Common to all the conditions = anemia, compensatory erythroid hyperplasia of the BM, hyperbilirubinemia, jaundice

25

When does jaundice appear?

When bilirubin in serum exceend 2-3 mg/dL

26

Explain the pathogenesis of sickle cell anemia.

formation of abn hemoglobin S d/t genetic defect in the beta chain (subs. of valine for glutamine)
- <40% HbS asymptomatic
- 40-80% HbS mild/moderate
- >80% HbS typical disease
* symptoms only occur in homozygotes
 

27

Pathogenenisis of Sickle Cell

Hbs >> polymerization at low O2 tension

Symptoms noticed at 1-2 years of age b/c fetal hgb replaced by HbA.

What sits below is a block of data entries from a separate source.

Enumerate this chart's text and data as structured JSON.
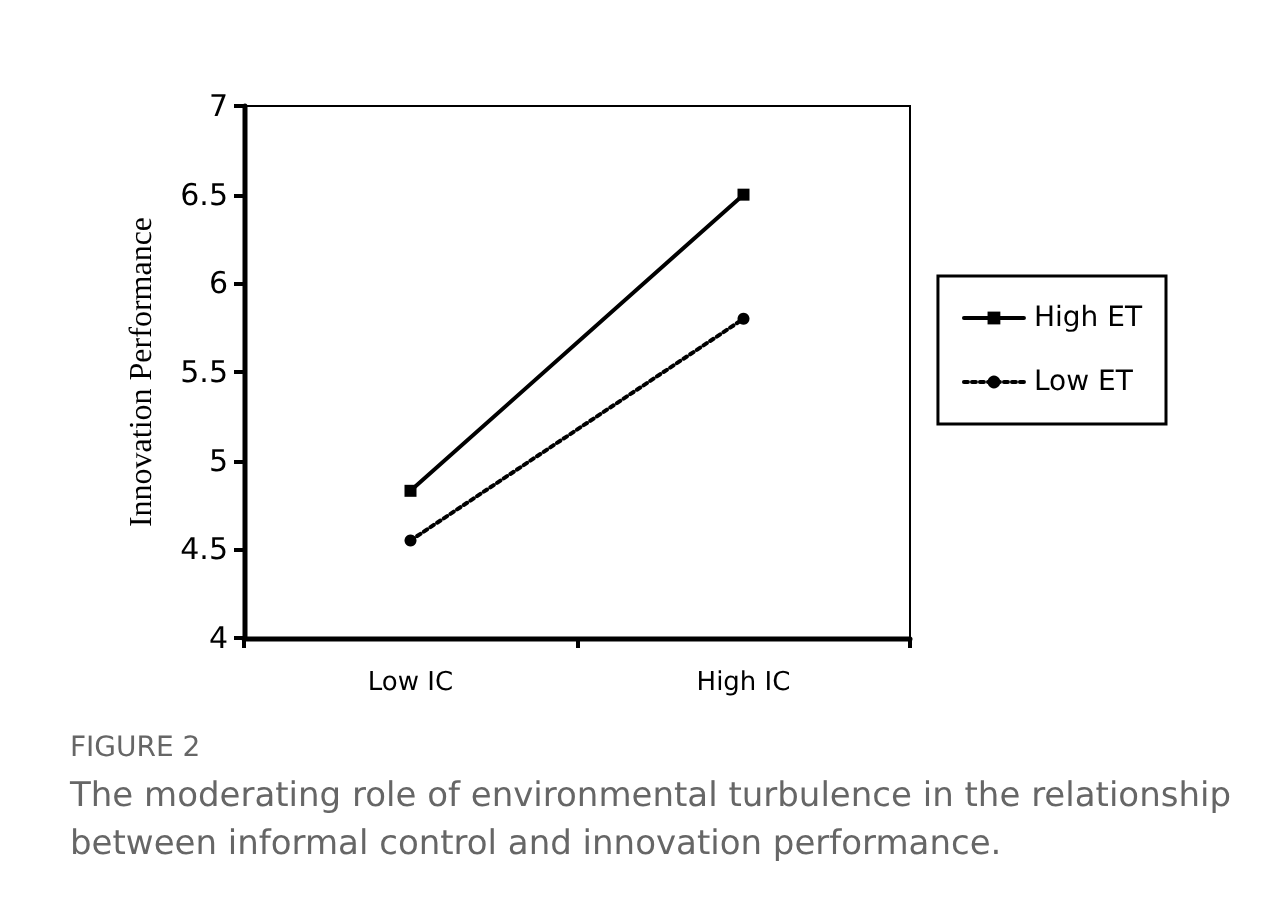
{
  "chart_data": {
    "type": "line",
    "ylabel": "Innovation Performance",
    "categories": [
      "Low IC",
      "High IC"
    ],
    "series": [
      {
        "name": "High ET",
        "color": "#000000",
        "values": [
          4.83,
          6.5
        ],
        "line_style": "solid",
        "marker": "square"
      },
      {
        "name": "Low ET",
        "color": "#000000",
        "values": [
          4.55,
          5.8
        ],
        "line_style": "dotted",
        "marker": "circle"
      }
    ],
    "ylim": [
      4,
      7
    ],
    "yticks": [
      4,
      4.5,
      5,
      5.5,
      6,
      6.5,
      7
    ],
    "grid": false,
    "legend": "right",
    "annotations": [
      "FIGURE 2",
      "The moderating role of environmental turbulence in the relationship between informal control and innovation performance."
    ]
  }
}
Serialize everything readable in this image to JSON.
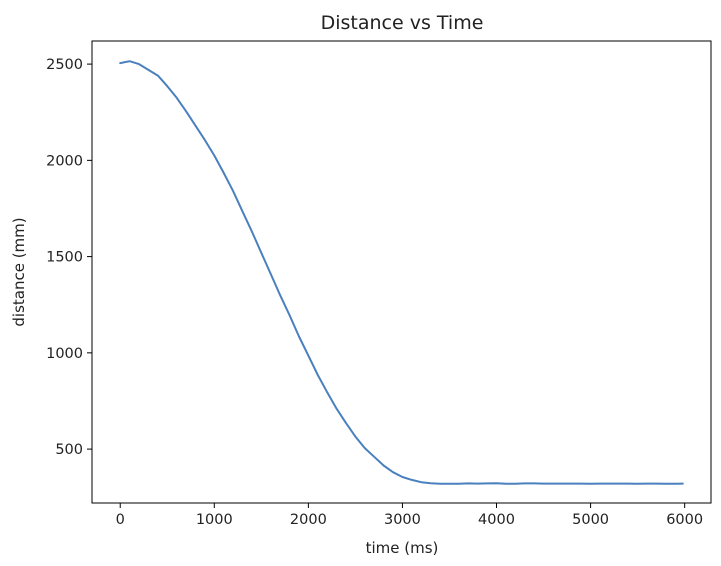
{
  "chart_data": {
    "type": "line",
    "title": "Distance vs Time",
    "xlabel": "time (ms)",
    "ylabel": "distance (mm)",
    "xlim": [
      -300,
      6280
    ],
    "ylim": [
      220,
      2620
    ],
    "xticks": [
      0,
      1000,
      2000,
      3000,
      4000,
      5000,
      6000
    ],
    "yticks": [
      500,
      1000,
      1500,
      2000,
      2500
    ],
    "grid": false,
    "series": [
      {
        "color": "#4a80bd",
        "x": [
          0,
          100,
          200,
          300,
          400,
          500,
          600,
          700,
          800,
          900,
          1000,
          1100,
          1200,
          1300,
          1400,
          1500,
          1600,
          1700,
          1800,
          1900,
          2000,
          2100,
          2200,
          2300,
          2400,
          2500,
          2600,
          2700,
          2800,
          2900,
          3000,
          3100,
          3200,
          3300,
          3400,
          3500,
          3600,
          3700,
          3800,
          3900,
          4000,
          4100,
          4200,
          4300,
          4400,
          4500,
          4600,
          4700,
          4800,
          4900,
          5000,
          5100,
          5200,
          5300,
          5400,
          5500,
          5600,
          5700,
          5800,
          5900,
          5980
        ],
        "y": [
          2505,
          2515,
          2500,
          2470,
          2440,
          2385,
          2325,
          2255,
          2180,
          2105,
          2025,
          1935,
          1840,
          1735,
          1630,
          1520,
          1410,
          1300,
          1195,
          1085,
          985,
          885,
          795,
          710,
          635,
          565,
          505,
          460,
          415,
          380,
          355,
          340,
          328,
          323,
          320,
          320,
          320,
          322,
          321,
          322,
          323,
          320,
          320,
          322,
          322,
          321,
          321,
          321,
          321,
          321,
          320,
          321,
          321,
          321,
          321,
          320,
          321,
          321,
          320,
          320,
          321
        ]
      }
    ]
  }
}
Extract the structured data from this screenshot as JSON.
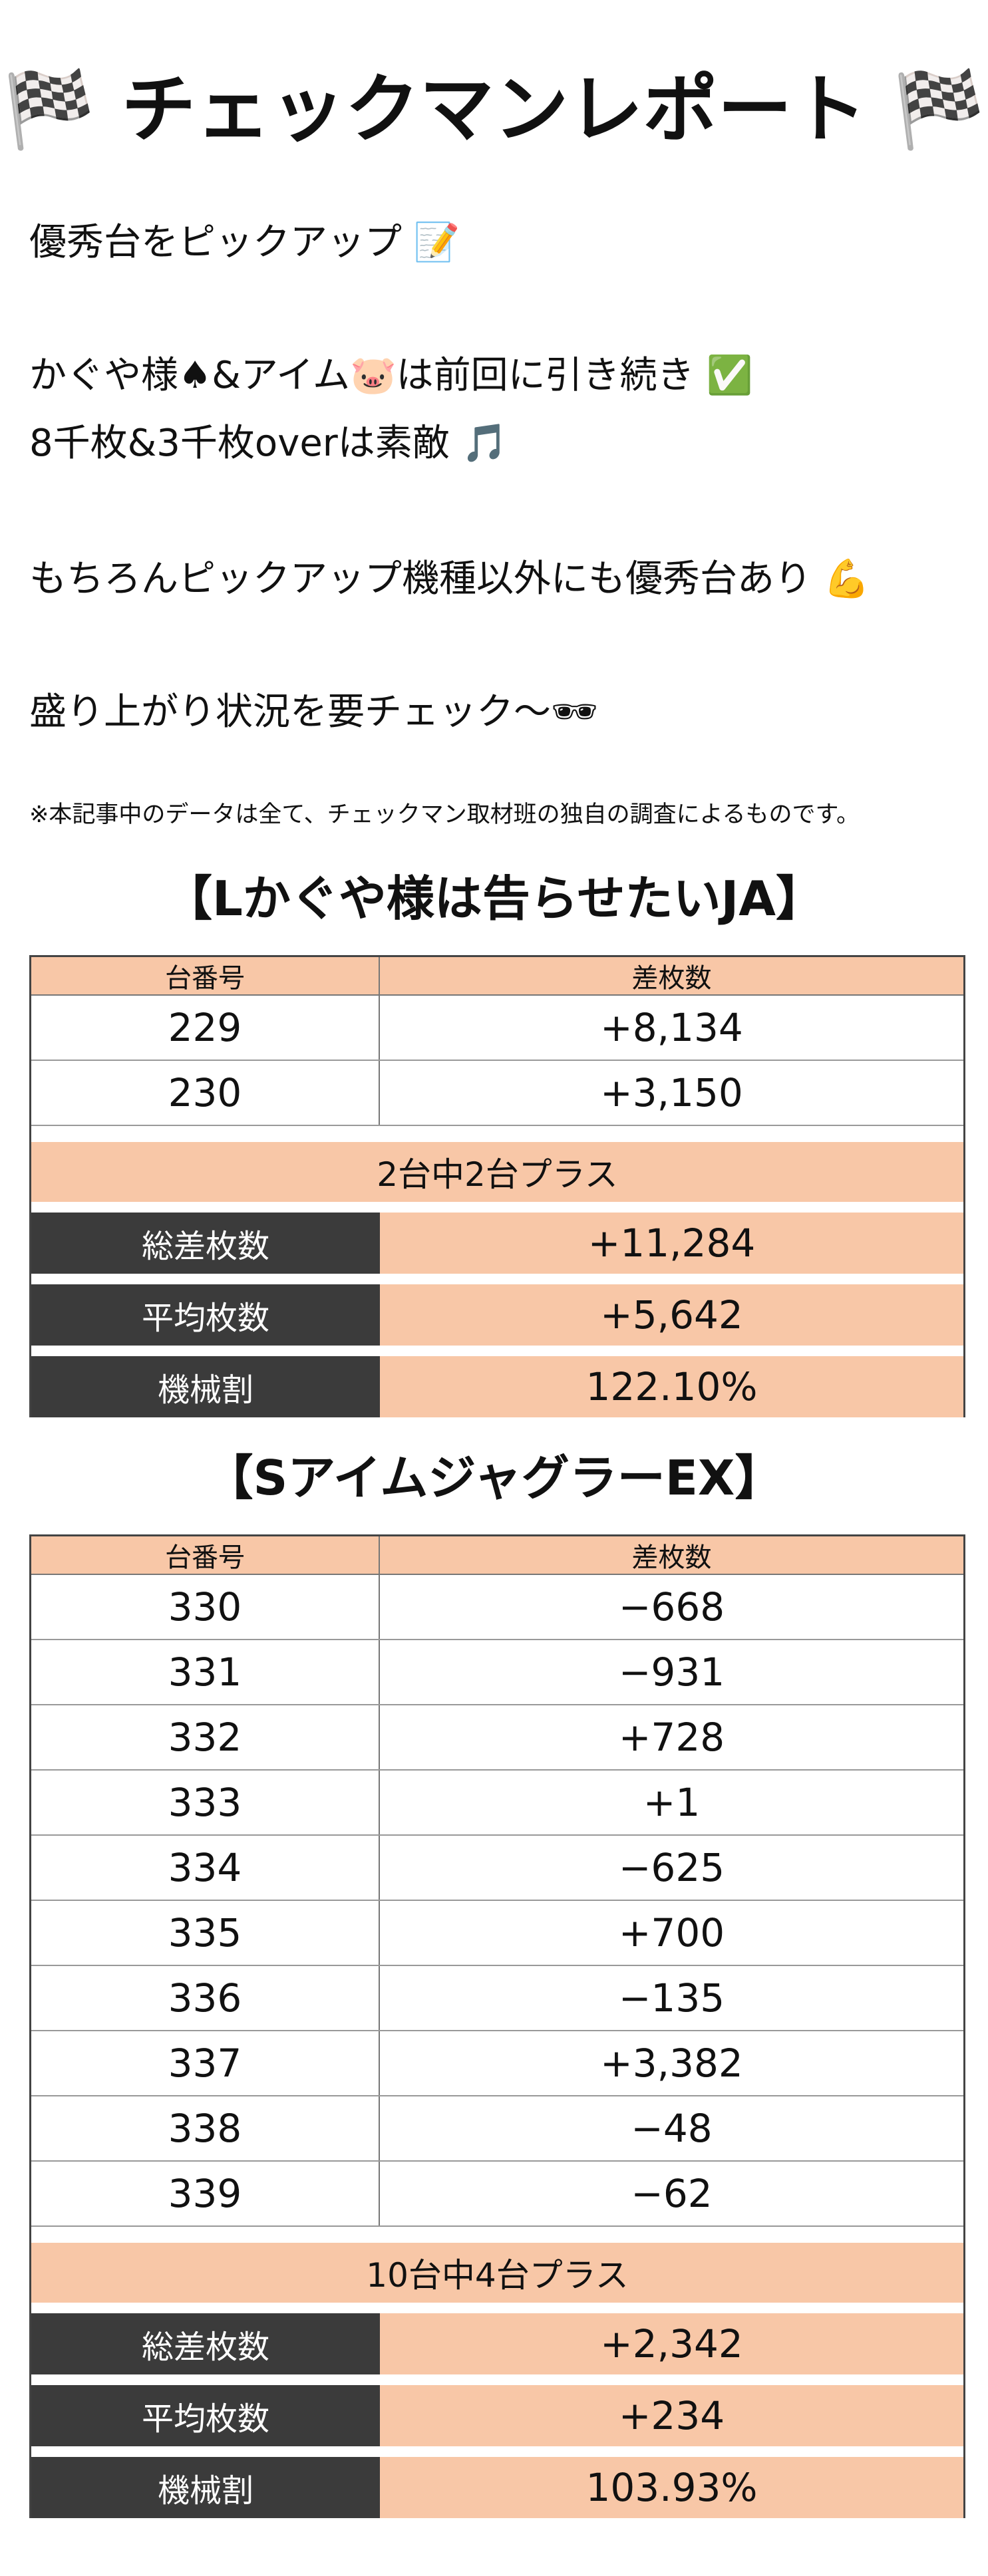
{
  "header": {
    "title": "🏁 チェックマンレポート 🏁"
  },
  "intro": [
    "優秀台をピックアップ 📝",
    "かぐや様♠&アイム🐷は前回に引き続き ✅",
    "8千枚&3千枚overは素敵 🎵",
    "もちろんピックアップ機種以外にも優秀台あり 💪",
    "盛り上がり状況を要チェック〜🕶"
  ],
  "note": "※本記事中のデータは全て、チェックマン取材班の独自の調査によるものです。",
  "sections": [
    {
      "title": "【Lかぐや様は告らせたいJA】",
      "columns": [
        "台番号",
        "差枚数"
      ],
      "rows": [
        [
          "229",
          "+8,134"
        ],
        [
          "230",
          "+3,150"
        ]
      ],
      "summary": "2台中2台プラス",
      "stats": [
        [
          "総差枚数",
          "+11,284"
        ],
        [
          "平均枚数",
          "+5,642"
        ],
        [
          "機械割",
          "122.10%"
        ]
      ]
    },
    {
      "title": "【SアイムジャグラーEX】",
      "columns": [
        "台番号",
        "差枚数"
      ],
      "rows": [
        [
          "330",
          "−668"
        ],
        [
          "331",
          "−931"
        ],
        [
          "332",
          "+728"
        ],
        [
          "333",
          "+1"
        ],
        [
          "334",
          "−625"
        ],
        [
          "335",
          "+700"
        ],
        [
          "336",
          "−135"
        ],
        [
          "337",
          "+3,382"
        ],
        [
          "338",
          "−48"
        ],
        [
          "339",
          "−62"
        ]
      ],
      "summary": "10台中4台プラス",
      "stats": [
        [
          "総差枚数",
          "+2,342"
        ],
        [
          "平均枚数",
          "+234"
        ],
        [
          "機械割",
          "103.93%"
        ]
      ]
    }
  ]
}
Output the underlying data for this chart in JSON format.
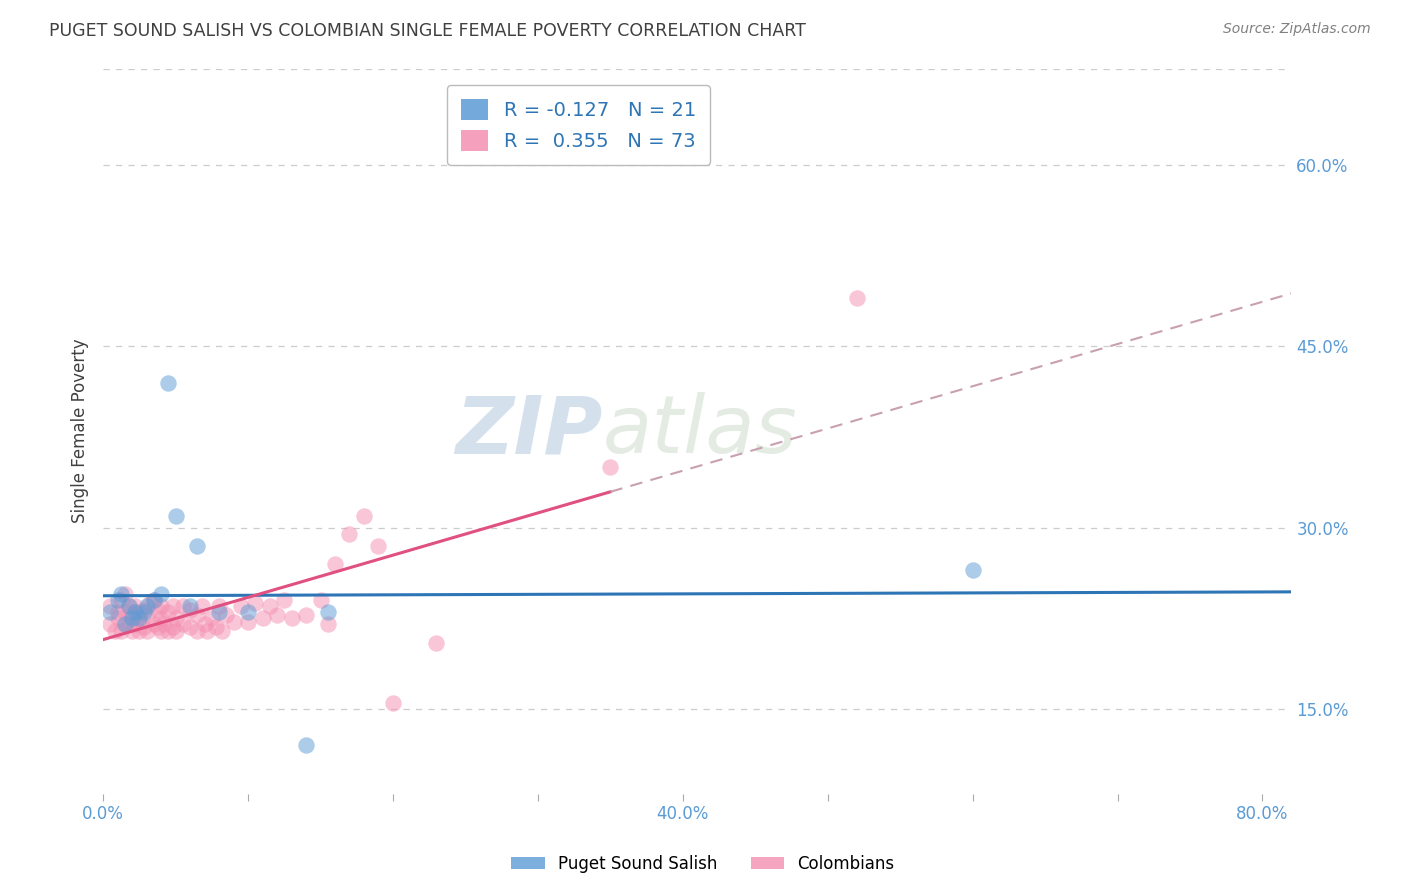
{
  "title": "PUGET SOUND SALISH VS COLOMBIAN SINGLE FEMALE POVERTY CORRELATION CHART",
  "source": "Source: ZipAtlas.com",
  "xlim": [
    0.0,
    0.82
  ],
  "ylim": [
    0.08,
    0.68
  ],
  "xticks": [
    0.0,
    0.1,
    0.2,
    0.3,
    0.4,
    0.5,
    0.6,
    0.7,
    0.8
  ],
  "xtick_labels_show": [
    0.0,
    0.4,
    0.8
  ],
  "ytick_positions": [
    0.15,
    0.3,
    0.45,
    0.6
  ],
  "ytick_labels": [
    "15.0%",
    "30.0%",
    "45.0%",
    "60.0%"
  ],
  "watermark_zip": "ZIP",
  "watermark_atlas": "atlas",
  "blue_label": "Puget Sound Salish",
  "pink_label": "Colombians",
  "legend_blue_text": "R = -0.127   N = 21",
  "legend_pink_text": "R =  0.355   N = 73",
  "blue_color": "#5B9BD5",
  "pink_color": "#F48FB1",
  "blue_line_color": "#2E75B6",
  "pink_line_color": "#E05080",
  "pink_dash_color": "#C8A0B0",
  "dot_alpha": 0.5,
  "dot_size": 140,
  "background_color": "#FFFFFF",
  "grid_color": "#CCCCCC",
  "title_color": "#404040",
  "source_color": "#808080",
  "axis_tick_color": "#5B9BD5",
  "ylabel": "Single Female Poverty",
  "blue_scatter_x": [
    0.005,
    0.01,
    0.012,
    0.015,
    0.018,
    0.02,
    0.022,
    0.025,
    0.028,
    0.03,
    0.035,
    0.04,
    0.045,
    0.05,
    0.06,
    0.065,
    0.08,
    0.1,
    0.14,
    0.155,
    0.6
  ],
  "blue_scatter_y": [
    0.23,
    0.24,
    0.245,
    0.22,
    0.235,
    0.225,
    0.23,
    0.225,
    0.23,
    0.235,
    0.24,
    0.245,
    0.42,
    0.31,
    0.235,
    0.285,
    0.23,
    0.23,
    0.12,
    0.23,
    0.265
  ],
  "pink_scatter_x": [
    0.005,
    0.005,
    0.008,
    0.01,
    0.01,
    0.012,
    0.012,
    0.015,
    0.015,
    0.015,
    0.018,
    0.018,
    0.02,
    0.02,
    0.02,
    0.022,
    0.022,
    0.025,
    0.025,
    0.025,
    0.028,
    0.028,
    0.03,
    0.03,
    0.032,
    0.035,
    0.035,
    0.038,
    0.038,
    0.04,
    0.04,
    0.04,
    0.042,
    0.045,
    0.045,
    0.048,
    0.048,
    0.05,
    0.05,
    0.055,
    0.055,
    0.06,
    0.06,
    0.065,
    0.065,
    0.068,
    0.07,
    0.072,
    0.075,
    0.078,
    0.08,
    0.082,
    0.085,
    0.09,
    0.095,
    0.1,
    0.105,
    0.11,
    0.115,
    0.12,
    0.125,
    0.13,
    0.14,
    0.15,
    0.155,
    0.16,
    0.17,
    0.18,
    0.19,
    0.2,
    0.23,
    0.35,
    0.52
  ],
  "pink_scatter_y": [
    0.22,
    0.235,
    0.215,
    0.225,
    0.23,
    0.215,
    0.24,
    0.22,
    0.23,
    0.245,
    0.22,
    0.235,
    0.215,
    0.225,
    0.23,
    0.22,
    0.235,
    0.215,
    0.225,
    0.23,
    0.218,
    0.232,
    0.215,
    0.228,
    0.238,
    0.22,
    0.24,
    0.218,
    0.232,
    0.215,
    0.225,
    0.235,
    0.22,
    0.215,
    0.23,
    0.218,
    0.235,
    0.215,
    0.225,
    0.22,
    0.235,
    0.218,
    0.232,
    0.215,
    0.228,
    0.235,
    0.22,
    0.215,
    0.225,
    0.218,
    0.235,
    0.215,
    0.228,
    0.222,
    0.235,
    0.222,
    0.238,
    0.225,
    0.235,
    0.228,
    0.24,
    0.225,
    0.228,
    0.24,
    0.22,
    0.27,
    0.295,
    0.31,
    0.285,
    0.155,
    0.205,
    0.35,
    0.49
  ],
  "pink_line_x_solid_end": 0.35,
  "pink_line_x_dash_start": 0.35
}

Sickling crisis: anoxic situations, avoid mountain climbing, strenuous exercise, pregnancy, respiratory disease, fever

28

Sickle Cell Pathology

Multiple infarcts in various organs

Spleen: repeated infarcts, becomes fibrotic and shrinks

29

Sickle Cell Clinical Features

repeated sickling
- retarded IQ and neurologic deficits
- cardiopulmonary insufficiency
- recurrent infections

30

Explain the pathogenesis of thalassemia

In contrast to sickle cell, defect is quantitative, not qualitative.
HbA has four chains: 2 alpha, 2 beta

2 genes >> beta chains
4 genes >> alpha chains

** Note: b/c there are only 2 beta genes, these anemias are MORE SEVERE. Beta is more common, and thalasessemia minor.